Pat Peck believes she taught her father to read. Being from a very large family from the “hills of Kentucky,” her father only attended school to the second grade then had to help out at home. Years later, when doing genealogy research, Pat found where he had filed for a marriage license and signed with a “x.” She remembered sitting on his lap as a young girl and being told to read the newspaper to him while running her finger under the words as she read. (She never remembers him reading the newspaper before then). Later, her father seemed to be able to slowly read the newspaper on his own.
“I realized, though, that just because Dad couldn’t read didn’t mean he wasn’t smart,” she recalls. “He had amazing ways to figure things out.”
She thought about her father’s experience when she first learned about Oakland Literacy Council twenty-some years ago. The Council needed tutors, and Pat readily volunteered. Her first student was an adult who struggled with a learning disability. Two years later, with Pat’s help, he could read street signs and the comics. “His world got a lot bigger,” she says. Later, she tutored a couple from Vietnam, who would go on to become U.S. citizens and send their daughter to medical school.
When she and her husband began spending part of the year in Florida, she looked for other ways to volunteer for the Council besides tutoring. She began helping out in the office, and then came the request, about 10 years ago, to help with “a little book sale.” That sale turned out to be Bookstock, metro Detroit’s largest used book and media sale, a weeklong extravaganza that occurs each spring in support of local educational charities.
In exchange for a portion of Bookstock’s proceeds, Oakland Literacy Council provides volunteers from Friday evening through Saturday evening of the sale.

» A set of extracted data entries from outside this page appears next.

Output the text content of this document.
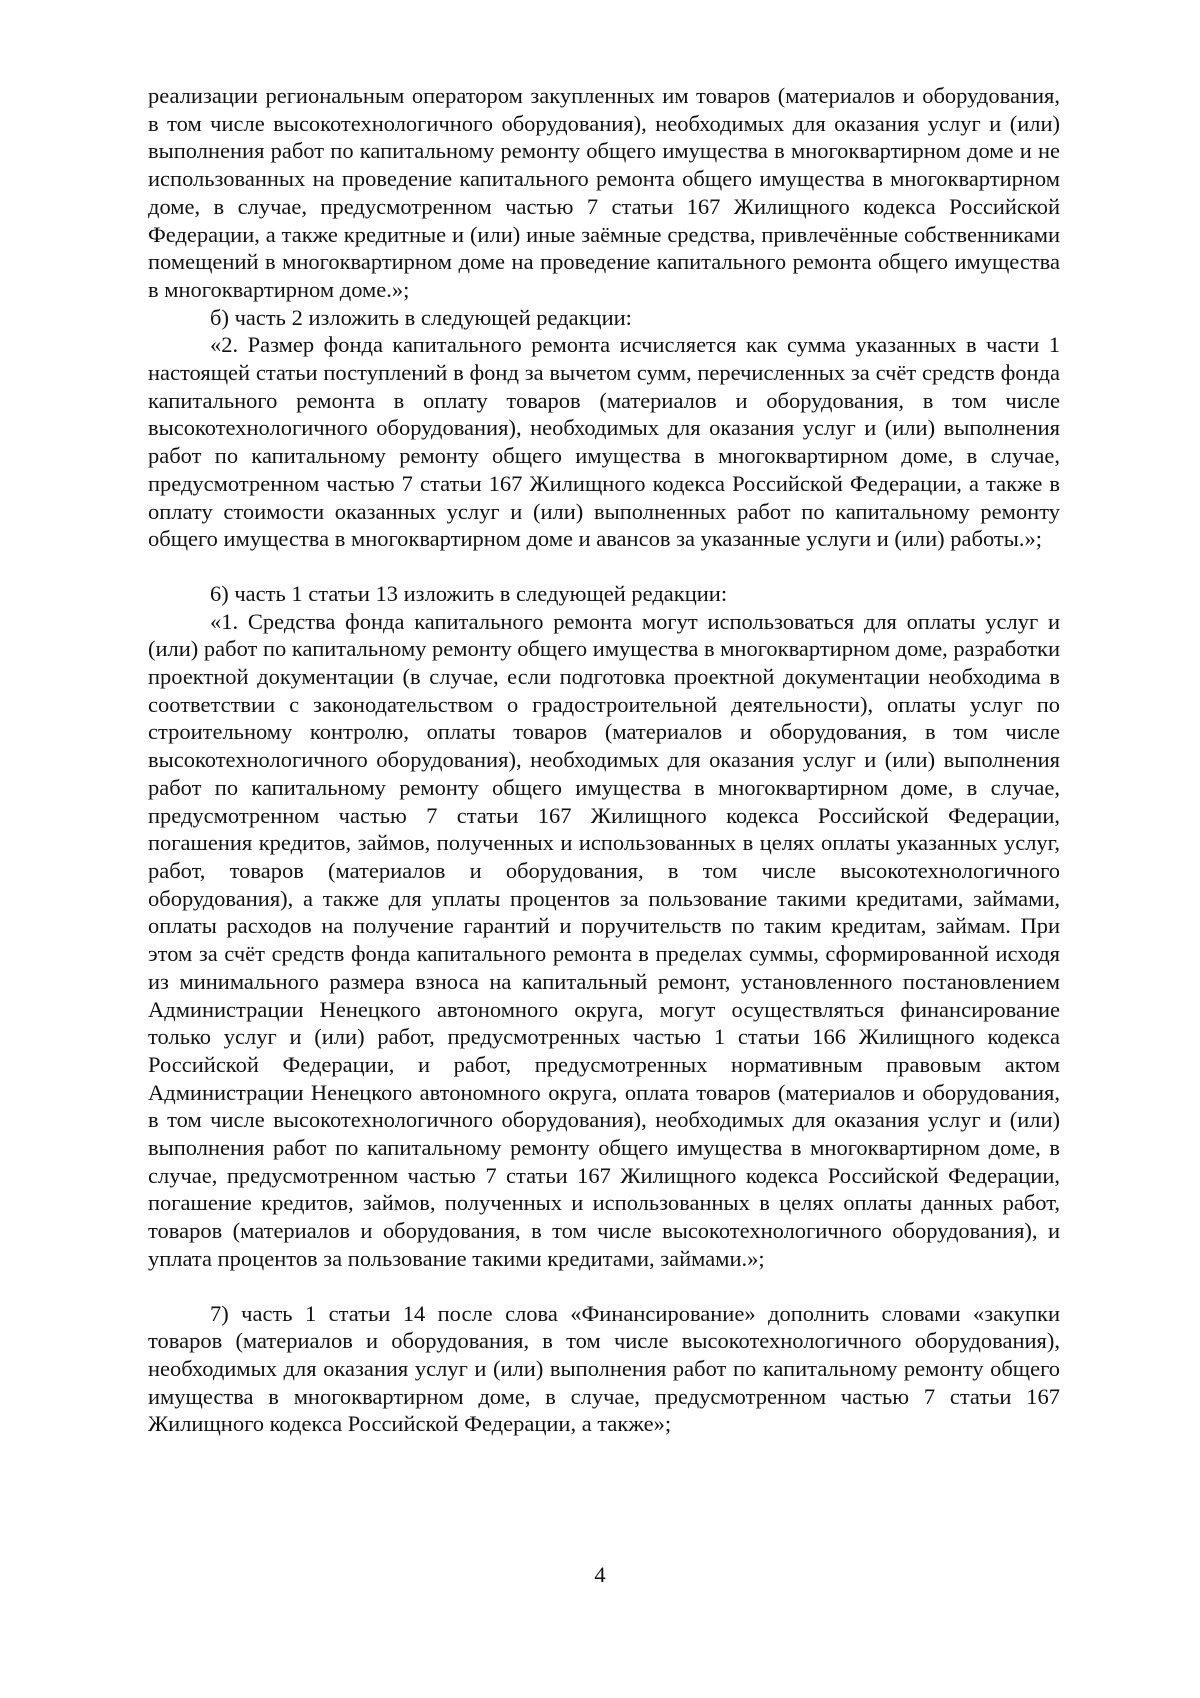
реализации региональным оператором закупленных им товаров (материалов и оборудования, в том числе высокотехнологичного оборудования), необходимых для оказания услуг и (или) выполнения работ по капитальному ремонту общего имущества в многоквартирном доме и не использованных на проведение капитального ремонта общего имущества в многоквартирном доме, в случае, предусмотренном частью 7 статьи 167 Жилищного кодекса Российской Федерации, а также кредитные и (или) иные заёмные средства, привлечённые собственниками помещений в многоквартирном доме на проведение капитального ремонта общего имущества в многоквартирном доме.»;

б) часть 2 изложить в следующей редакции:

«2. Размер фонда капитального ремонта исчисляется как сумма указанных в части 1 настоящей статьи поступлений в фонд за вычетом сумм, перечисленных за счёт средств фонда капитального ремонта в оплату товаров (материалов и оборудования, в том числе высокотехнологичного оборудования), необходимых для оказания услуг и (или) выполнения работ по капитальному ремонту общего имущества в многоквартирном доме, в случае, предусмотренном частью 7 статьи 167 Жилищного кодекса Российской Федерации, а также в оплату стоимости оказанных услуг и (или) выполненных работ по капитальному ремонту общего имущества в многоквартирном доме и авансов за указанные услуги и (или) работы.»;

6) часть 1 статьи 13 изложить в следующей редакции:

«1. Средства фонда капитального ремонта могут использоваться для оплаты услуг и (или) работ по капитальному ремонту общего имущества в многоквартирном доме, разработки проектной документации (в случае, если подготовка проектной документации необходима в соответствии с законодательством о градостроительной деятельности), оплаты услуг по строительному контролю, оплаты товаров (материалов и оборудования, в том числе высокотехнологичного оборудования), необходимых для оказания услуг и (или) выполнения работ по капитальному ремонту общего имущества в многоквартирном доме, в случае, предусмотренном частью 7 статьи 167 Жилищного кодекса Российской Федерации, погашения кредитов, займов, полученных и использованных в целях оплаты указанных услуг, работ, товаров (материалов и оборудования, в том числе высокотехнологичного оборудования), а также для уплаты процентов за пользование такими кредитами, займами, оплаты расходов на получение гарантий и поручительств по таким кредитам, займам. При этом за счёт средств фонда капитального ремонта в пределах суммы, сформированной исходя из минимального размера взноса на капитальный ремонт, установленного постановлением Администрации Ненецкого автономного округа, могут осуществляться финансирование только услуг и (или) работ, предусмотренных частью 1 статьи 166 Жилищного кодекса Российской Федерации, и работ, предусмотренных нормативным правовым актом Администрации Ненецкого автономного округа, оплата товаров (материалов и оборудования, в том числе высокотехнологичного оборудования), необходимых для оказания услуг и (или) выполнения работ по капитальному ремонту общего имущества в многоквартирном доме, в случае, предусмотренном частью 7 статьи 167 Жилищного кодекса Российской Федерации, погашение кредитов, займов, полученных и использованных в целях оплаты данных работ, товаров (материалов и оборудования, в том числе высокотехнологичного оборудования), и уплата процентов за пользование такими кредитами, займами.»;

7) часть 1 статьи 14 после слова «Финансирование» дополнить словами «закупки товаров (материалов и оборудования, в том числе высокотехнологичного оборудования), необходимых для оказания услуг и (или) выполнения работ по капитальному ремонту общего имущества в многоквартирном доме, в случае, предусмотренном частью 7 статьи 167 Жилищного кодекса Российской Федерации, а также»;

4
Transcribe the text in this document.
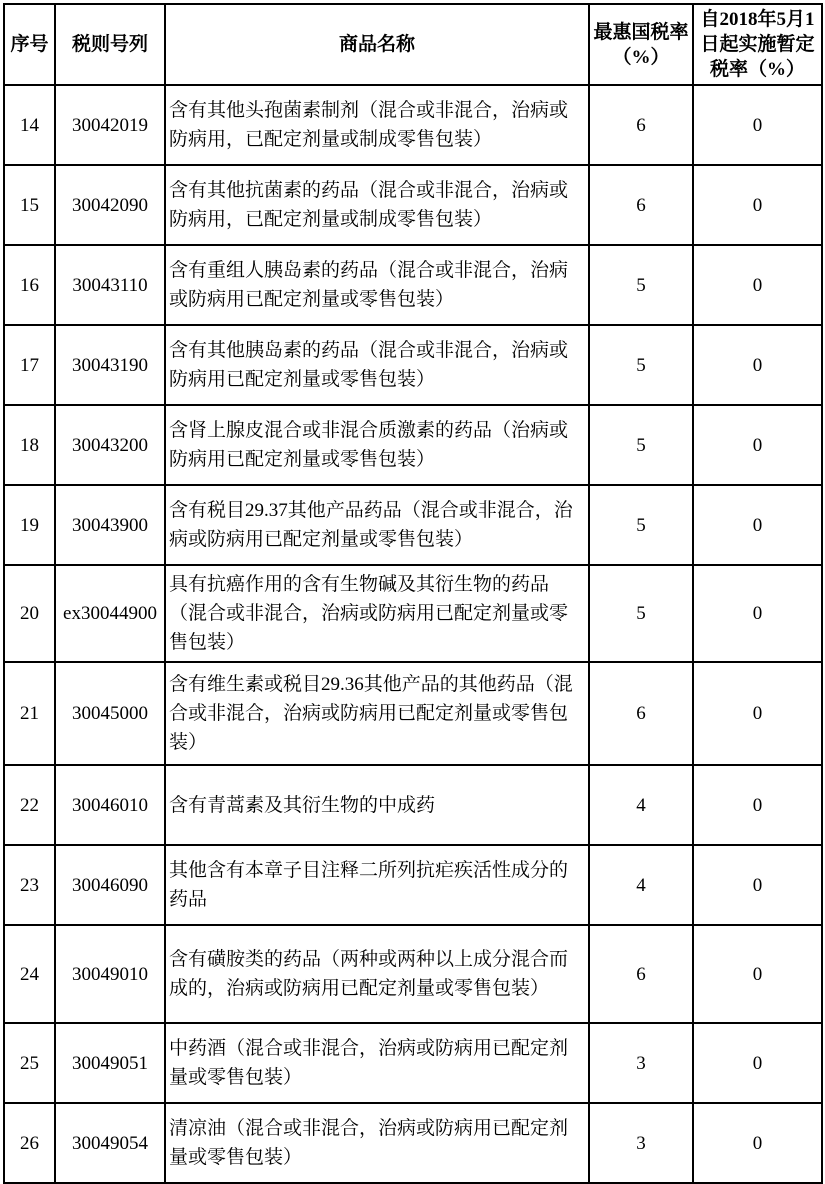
序号	税则号列	商品名称	最惠国税率（%）	自2018年5月1日起实施暂定税率（%）
14	30042019	含有其他头孢菌素制剂（混合或非混合，治病或防病用，已配定剂量或制成零售包装）	6	0
15	30042090	含有其他抗菌素的药品（混合或非混合，治病或防病用，已配定剂量或制成零售包装）	6	0
16	30043110	含有重组人胰岛素的药品（混合或非混合，治病或防病用已配定剂量或零售包装）	5	0
17	30043190	含有其他胰岛素的药品（混合或非混合，治病或防病用已配定剂量或零售包装）	5	0
18	30043200	含肾上腺皮混合或非混合质激素的药品（治病或防病用已配定剂量或零售包装）	5	0
19	30043900	含有税目29.37其他产品药品（混合或非混合，治病或防病用已配定剂量或零售包装）	5	0
20	ex30044900	具有抗癌作用的含有生物碱及其衍生物的药品（混合或非混合，治病或防病用已配定剂量或零售包装）	5	0
21	30045000	含有维生素或税目29.36其他产品的其他药品（混合或非混合，治病或防病用已配定剂量或零售包装）	6	0
22	30046010	含有青蒿素及其衍生物的中成药	4	0
23	30046090	其他含有本章子目注释二所列抗疟疾活性成分的药品	4	0
24	30049010	含有磺胺类的药品（两种或两种以上成分混合而成的，治病或防病用已配定剂量或零售包装）	6	0
25	30049051	中药酒（混合或非混合，治病或防病用已配定剂量或零售包装）	3	0
26	30049054	清凉油（混合或非混合，治病或防病用已配定剂量或零售包装）	3	0
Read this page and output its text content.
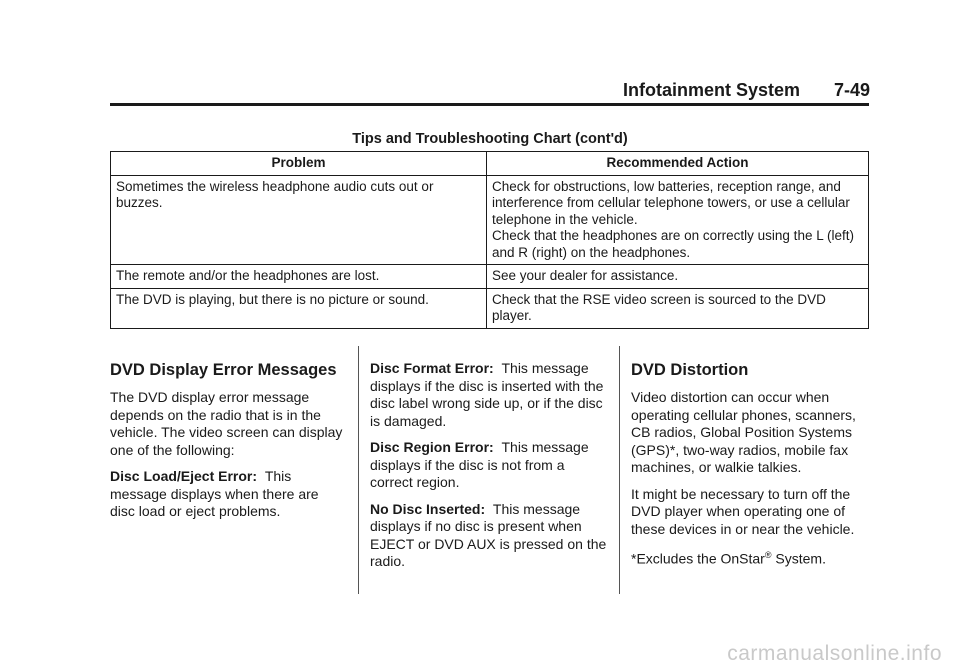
Infotainment System 7-49
Tips and Troubleshooting Chart (cont'd)
Problem	Recommended Action
Sometimes the wireless headphone audio cuts out or buzzes.	Check for obstructions, low batteries, reception range, and interference from cellular telephone towers, or use a cellular telephone in the vehicle.
Check that the headphones are on correctly using the L (left) and R (right) on the headphones.

The remote and/or the headphones are lost.	See your dealer for assistance.

The DVD is playing, but there is no picture or sound.	Check that the RSE video screen is sourced to the DVD player.
DVD Display Error Messages

The DVD display error message depends on the radio that is in the vehicle. The video screen can display one of the following:

Disc Load/Eject Error: This message displays when there are disc load or eject problems.

Disc Format Error: This message displays if the disc is inserted with the disc label wrong side up, or if the disc is damaged.

Disc Region Error: This message displays if the disc is not from a correct region.

No Disc Inserted: This message displays if no disc is present when EJECT or DVD AUX is pressed on the radio.

DVD Distortion

Video distortion can occur when operating cellular phones, scanners, CB radios, Global Position Systems (GPS)*, two-way radios, mobile fax machines, or walkie talkies.

It might be necessary to turn off the DVD player when operating one of these devices in or near the vehicle.

*Excludes the OnStar® System.

carmanualsonline.info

Soon Pat was coordinating volunteers during the Council’s stint for those first years. Pat jokingly recalls, “I think I put about 20,000 steps on my pedometer that Friday night and just that many the following day.”
Pat still volunteers at the sale, and she is a regular volunteer at Bookstock’s collection depot in West Bloomfield, too. She helps sort donated books and materials in the months leading up to the sale. For the 2020 sale, Pat will serve as a co-director of Bookstock’s Treasury Team. Every hour she works with Bookstock is an hour of benefit for Oakland Literacy, as she continues to donate all of her hours to the Council. Bookstock counts volunteer hours towards the funds it disburses.
Pat remains as committed to the Council’s mission today as she was 20 years ago. “I feel like the work the council does─the one-on-one tutoring─is not available anywhere else,” she says. “It changes lives every day.”